Something was missing.
Although graphic designer and lifelong Seventh-day Adventist Mark Cook had established a successful graphic design business, serving major clients such as furniture manufacturer Herman Miller and working with talented employees and friends, over time, he felt a need for something more.
“From a design perspective, it was kind of everything that I hoped to have in a studio,” Cook says, “but it never went beyond just being design. And that was kind of okay to start with but, after a few years, I realized that I really wanted to have a studio that was doing more than just making beautiful things, and I wanted it in service of something bigger than that.”
In 2015, Cook, along with fellow Adventist designer, Ivan Ruiz-Knott, decided to establish a new studio where they could utilize their creative talents for their church.
“We started the studio simply with the goal of wanting to make really great Adventist experiences,” Cook says in explaining the genesis of Types & Symbols. “[Ivan and I] both came to a similar perspective of realizing that the message is great but, oftentimes, the packaging of that message could be a little bit better, a little bit more compelling. So, we had a strong desire to use design to help further the message of Adventism and hopefully present it in a little bit more of a compelling way.”
Once the new studio got up and running, Cook and his team were able to focus on a major project that had been laid on their hearts: a special redesign of Ellen White’s Conflict of the Ages series. The idea initially came to Cook when he and his wife were searching for a collection of these books for their home. “We just didn’t see anything out there that we really wanted to own,” he reflects. The couple finally found a nice enough vintage set, but the experience made Cook aware of a need. “Why isn’t there just a beautifully designed, super, well-crafted edition of these books that are referenced and read on such a regular basis?” he asked himself. Thus, the idea for “The Conflict Beautiful” was born. Cook and his team began working on their design.

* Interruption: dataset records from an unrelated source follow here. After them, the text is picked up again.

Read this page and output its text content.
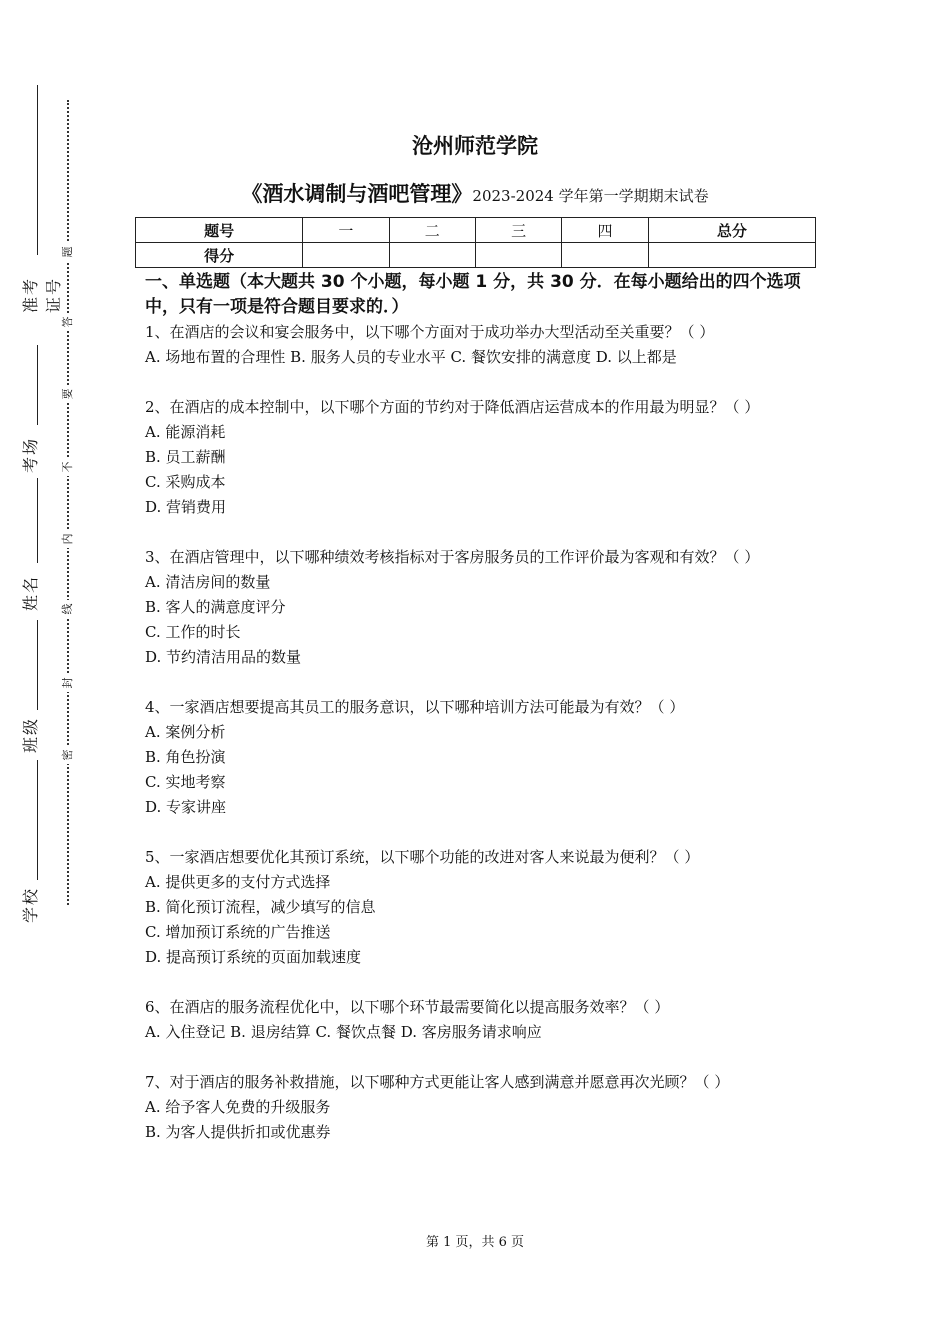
准考证号
考场
姓名
班级
学校
题
答
要
不
内
线
封
密
沧州师范学院
《酒水调制与酒吧管理》2023-2024 学年第一学期期末试卷
题号	一	二	三	四	总分
得分					
一、单选题（本大题共 30 个小题，每小题 1 分，共 30 分．在每小题给出的四个选项中，只有一项是符合题目要求的．）

1、在酒店的会议和宴会服务中，以下哪个方面对于成功举办大型活动至关重要？（ ）

A. 场地布置的合理性 B. 服务人员的专业水平 C. 餐饮安排的满意度 D. 以上都是

2、在酒店的成本控制中，以下哪个方面的节约对于降低酒店运营成本的作用最为明显？（ ）

A. 能源消耗

B. 员工薪酬

C. 采购成本

D. 营销费用

3、在酒店管理中，以下哪种绩效考核指标对于客房服务员的工作评价最为客观和有效？（ ）

A. 清洁房间的数量

B. 客人的满意度评分

C. 工作的时长

D. 节约清洁用品的数量

4、一家酒店想要提高其员工的服务意识，以下哪种培训方法可能最为有效？（ ）

A. 案例分析

B. 角色扮演

C. 实地考察

D. 专家讲座

5、一家酒店想要优化其预订系统，以下哪个功能的改进对客人来说最为便利？（ ）

A. 提供更多的支付方式选择

B. 简化预订流程，减少填写的信息

C. 增加预订系统的广告推送

D. 提高预订系统的页面加载速度

6、在酒店的服务流程优化中，以下哪个环节最需要简化以提高服务效率？（ ）

A. 入住登记 B. 退房结算 C. 餐饮点餐 D. 客房服务请求响应

7、对于酒店的服务补救措施，以下哪种方式更能让客人感到满意并愿意再次光顾？（ ）

A. 给予客人免费的升级服务

B. 为客人提供折扣或优惠券

第 1 页，共 6 页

“We recognized pretty early on that the acronyms for the books — DA, GC, PP — were used quite a bit,” Cook says. The team decided to incorporate this into their cover design and looked to the Bible itself for the rest. “[We] went through a lot of different design variations around the monograms and ultimately ended up with an underlying grid for each monogram that’s based on the dimensions of the Sanctuary,” he explains enthusiastically. “Each letter fits within a 2-to-1 rectangle, which are the dimensions of the Outer Courtyard. And within the actual 2-to-1 rectangle, there’s a perfect square, 2 perfect squares, and also circles that fit in there, and those were pulled from the altar, which is a perfect square, the Most Holy Place perfect square, and the labor, which is that perfect circle.”

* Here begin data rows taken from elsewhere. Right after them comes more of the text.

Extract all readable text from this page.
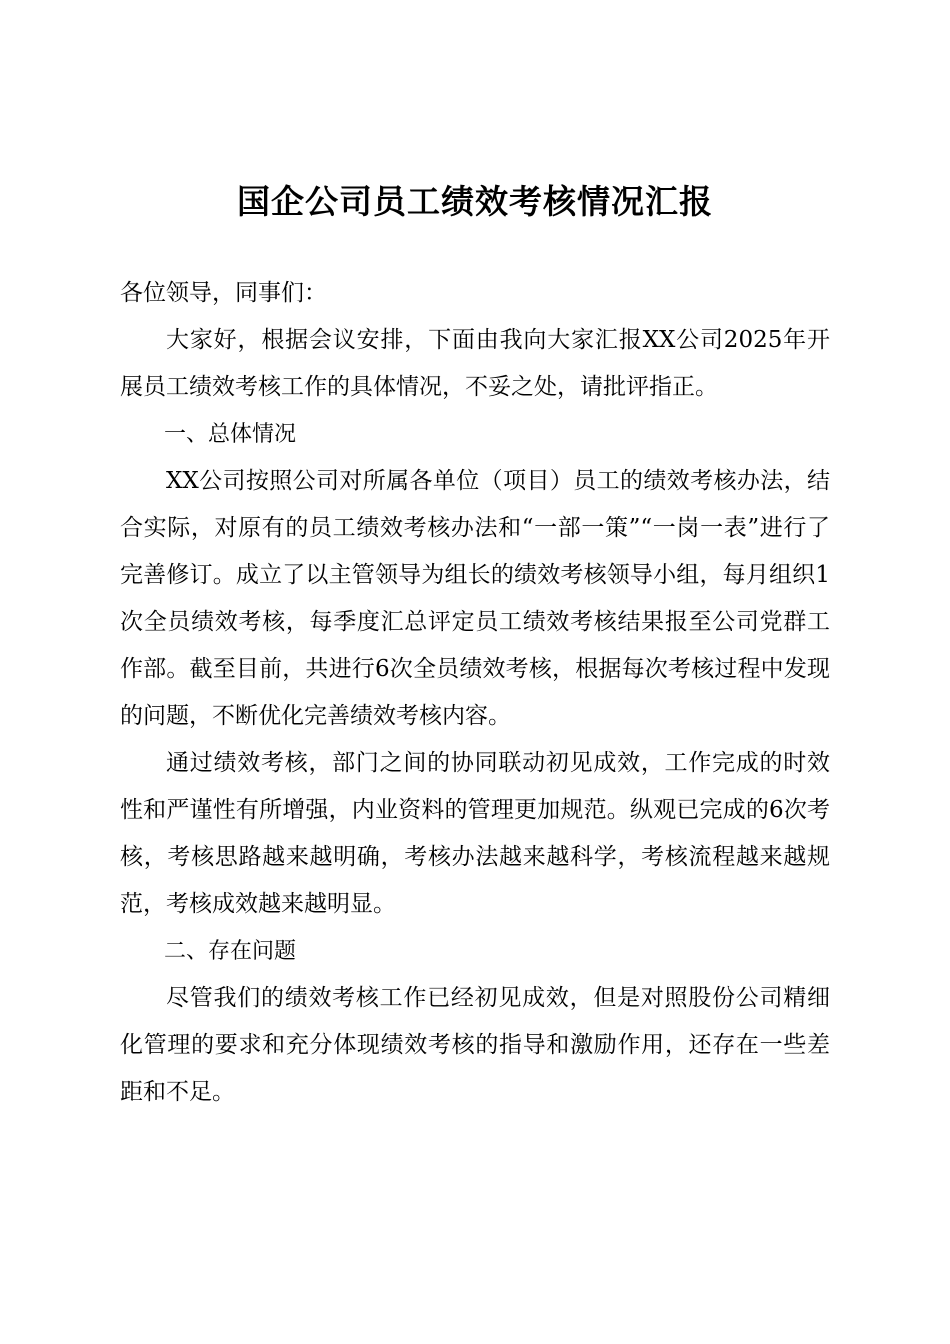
国企公司员工绩效考核情况汇报

各位领导，同事们：

大家好，根据会议安排，下面由我向大家汇报XX公司2025年开展员工绩效考核工作的具体情况，不妥之处，请批评指正。

一、总体情况

XX公司按照公司对所属各单位（项目）员工的绩效考核办法，结合实际，对原有的员工绩效考核办法和“一部一策”“一岗一表”进行了完善修订。成立了以主管领导为组长的绩效考核领导小组，每月组织1次全员绩效考核，每季度汇总评定员工绩效考核结果报至公司党群工作部。截至目前，共进行6次全员绩效考核，根据每次考核过程中发现的问题，不断优化完善绩效考核内容。

通过绩效考核，部门之间的协同联动初见成效，工作完成的时效性和严谨性有所增强，内业资料的管理更加规范。纵观已完成的6次考核，考核思路越来越明确，考核办法越来越科学，考核流程越来越规范，考核成效越来越明显。

二、存在问题

尽管我们的绩效考核工作已经初见成效，但是对照股份公司精细化管理的要求和充分体现绩效考核的指导和激励作用，还存在一些差距和不足。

The goal for the book interior is optimum readability. The team chose to use book cloth and embossing on the cover, a binding where pages will never fall out, paper that is smooth with a heavier weight, and margins to accommodate comfortable reading, whether the book is held on the sides or underneath. “There’s also a really subtle reference again to the Sanctuary in the text block, which is based on the 2-to-1 rectangle on the interior,” Cook adds.
“We want this project to reach people that either haven’t read Ellen White’s work or have been maybe a little dismissive of Ellen White’s work, and maybe even hold a perception of her that’s inaccurate,” Cook says. He himself once felt that way. “I had no interest in Ellen White for a long time,” he admits. “I thought of her as kind of a really negative and critical person. When I actually started reading her books, I realized, man, I was super off on all of that!”
With accolades from prominent pastors and lay leaders about the books’ new look, the designers are hoping the Conflict of Ages series will encourage readers to see the beauty in Ellen White’s writings and her passionate love for Christ.